In part, this book is a rebuttal to Freakonomics, by Dubner and Levitt whom Lott likens to Michael Moore. Whatever you think of Dubner and Levitt’s ideas, they are a far cry from Moore’s populist (but entertaining) rants. In the end I found the criticisms of Freakonomics unconvincing, although Lott may be right on some points – it’s hard to separate his sound analysis from the apparent political bias.
Lott makes a convincing argument for free markets working much better than having governments run industries. The role of governments should be to keep free markets working properly and not to interfere overly. However, free markets tend not to work properly in two situations:
1) When consumers lack necessary information.
2) When a company or group of companies monopolize a market.

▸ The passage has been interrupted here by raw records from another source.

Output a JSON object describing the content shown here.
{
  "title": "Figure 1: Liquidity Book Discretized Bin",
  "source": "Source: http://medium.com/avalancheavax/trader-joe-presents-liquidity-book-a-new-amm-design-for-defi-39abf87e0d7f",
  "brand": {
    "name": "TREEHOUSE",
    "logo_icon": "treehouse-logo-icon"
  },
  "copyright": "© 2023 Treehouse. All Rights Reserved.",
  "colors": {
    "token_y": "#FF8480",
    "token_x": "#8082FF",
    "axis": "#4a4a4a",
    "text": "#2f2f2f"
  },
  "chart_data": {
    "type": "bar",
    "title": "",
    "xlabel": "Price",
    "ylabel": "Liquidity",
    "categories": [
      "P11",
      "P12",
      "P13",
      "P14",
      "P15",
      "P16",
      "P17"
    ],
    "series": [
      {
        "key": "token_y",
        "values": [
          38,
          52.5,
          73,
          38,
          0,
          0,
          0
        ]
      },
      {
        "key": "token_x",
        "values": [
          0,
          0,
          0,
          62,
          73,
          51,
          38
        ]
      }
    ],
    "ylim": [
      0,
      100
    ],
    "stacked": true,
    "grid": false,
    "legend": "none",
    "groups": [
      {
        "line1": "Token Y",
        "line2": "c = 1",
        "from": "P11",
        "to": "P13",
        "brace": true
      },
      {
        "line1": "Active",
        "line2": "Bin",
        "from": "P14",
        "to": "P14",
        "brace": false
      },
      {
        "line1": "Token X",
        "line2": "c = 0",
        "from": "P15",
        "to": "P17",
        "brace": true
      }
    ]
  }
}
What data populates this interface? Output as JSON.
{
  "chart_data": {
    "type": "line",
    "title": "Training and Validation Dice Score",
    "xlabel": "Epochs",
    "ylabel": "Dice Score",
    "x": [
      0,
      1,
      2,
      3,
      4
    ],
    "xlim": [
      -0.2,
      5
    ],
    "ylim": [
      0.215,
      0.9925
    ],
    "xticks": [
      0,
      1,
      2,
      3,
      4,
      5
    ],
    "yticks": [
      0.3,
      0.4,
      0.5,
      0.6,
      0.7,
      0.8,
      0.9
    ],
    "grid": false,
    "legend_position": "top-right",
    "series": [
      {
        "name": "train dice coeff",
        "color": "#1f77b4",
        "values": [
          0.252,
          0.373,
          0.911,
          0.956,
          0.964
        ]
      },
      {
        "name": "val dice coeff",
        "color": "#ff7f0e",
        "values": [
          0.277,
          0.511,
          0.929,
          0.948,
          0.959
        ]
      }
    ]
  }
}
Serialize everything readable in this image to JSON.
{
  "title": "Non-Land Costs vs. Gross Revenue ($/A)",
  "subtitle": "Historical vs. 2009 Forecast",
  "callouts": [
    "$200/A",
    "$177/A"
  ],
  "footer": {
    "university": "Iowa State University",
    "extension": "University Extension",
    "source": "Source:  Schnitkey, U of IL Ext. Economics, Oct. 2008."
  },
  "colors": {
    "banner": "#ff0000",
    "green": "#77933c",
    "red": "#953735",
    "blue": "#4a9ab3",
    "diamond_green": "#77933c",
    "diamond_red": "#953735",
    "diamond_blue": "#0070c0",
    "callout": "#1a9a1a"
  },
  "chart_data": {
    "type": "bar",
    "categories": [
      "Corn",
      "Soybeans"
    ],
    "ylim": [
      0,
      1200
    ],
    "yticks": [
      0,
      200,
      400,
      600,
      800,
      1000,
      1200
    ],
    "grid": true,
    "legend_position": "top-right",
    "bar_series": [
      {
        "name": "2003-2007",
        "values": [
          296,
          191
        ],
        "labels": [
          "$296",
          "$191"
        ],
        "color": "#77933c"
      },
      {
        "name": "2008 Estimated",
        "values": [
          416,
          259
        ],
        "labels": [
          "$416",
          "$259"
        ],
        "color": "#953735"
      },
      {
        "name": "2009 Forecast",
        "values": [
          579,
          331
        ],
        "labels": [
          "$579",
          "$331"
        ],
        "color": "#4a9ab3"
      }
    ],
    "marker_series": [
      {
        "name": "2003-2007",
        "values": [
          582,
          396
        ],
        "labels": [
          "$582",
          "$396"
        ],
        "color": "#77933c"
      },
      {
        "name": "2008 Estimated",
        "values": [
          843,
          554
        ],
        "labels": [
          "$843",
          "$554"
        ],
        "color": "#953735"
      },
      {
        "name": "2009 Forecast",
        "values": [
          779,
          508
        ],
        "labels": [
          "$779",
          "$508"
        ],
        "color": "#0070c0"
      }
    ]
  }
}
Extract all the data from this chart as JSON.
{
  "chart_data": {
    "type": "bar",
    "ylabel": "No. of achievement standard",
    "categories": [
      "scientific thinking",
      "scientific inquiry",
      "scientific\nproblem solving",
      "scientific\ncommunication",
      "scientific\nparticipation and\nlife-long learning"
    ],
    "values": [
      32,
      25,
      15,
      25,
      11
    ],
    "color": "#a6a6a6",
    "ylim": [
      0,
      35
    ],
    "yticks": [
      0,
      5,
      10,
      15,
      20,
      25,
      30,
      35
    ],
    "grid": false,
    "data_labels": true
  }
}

Lott would keep the government out of everything, but I would have governments mandate effective disclosure and either break up monopolies or regulate them. Lott argues against regulating monopolies with the example of granting a monopoly on a drug to its inventor. However, this is very different from a monopoly over an entire industry, such as cable television or local telephone service where regulation is necessary to protect consumers.
People seem to believe that gasoline prices should be controlled by governments, but Lott argues convincingly that this would simply lead to shortages. The free market does a better job of balancing price and availability of gasoline.
The most surprising part of the book for me was the assertion that concealed handguns give a “clear social benefit”. The idea is that criminals will think twice before committing a crime if they think the people around them might be armed. I find it hard to believe that this benefit outweighs the negative of having otherwise inconsequential everyday conflicts potentially escalate to shootings.
Lott argues that licensing of professionals has little to do with guaranteeing competence and is mainly done to keep new entrants out and protect the incomes of existing professionals. Lott asks why there are extensive training requirements instead of just rigorous testing. The answer, of course, is that mandatory extensive training keeps people out of the profession.
Lott thinks that the government should not ban smoking in bars and restaurants and let the free market decide. I can’t agree with this one. Tobacco may be legal, but it is clearly harmful. There is a major benefit to everyone if we can go about our days without breathing second-hand smoke. Without a government ban, this would not be possible.
Levitt and Dubner argued that abortion reduces the number of unwanted children. Lott argues that abortion leads to more women raising children out of wedlock. I had a hard time following the logic on this one.
In general, this book started as a defense of free markets and slowly turned into partisan politics denouncing all sorts of things including car safety devices and gun locks. If you like to have your views challenged in an intelligent way, this book may do it for you.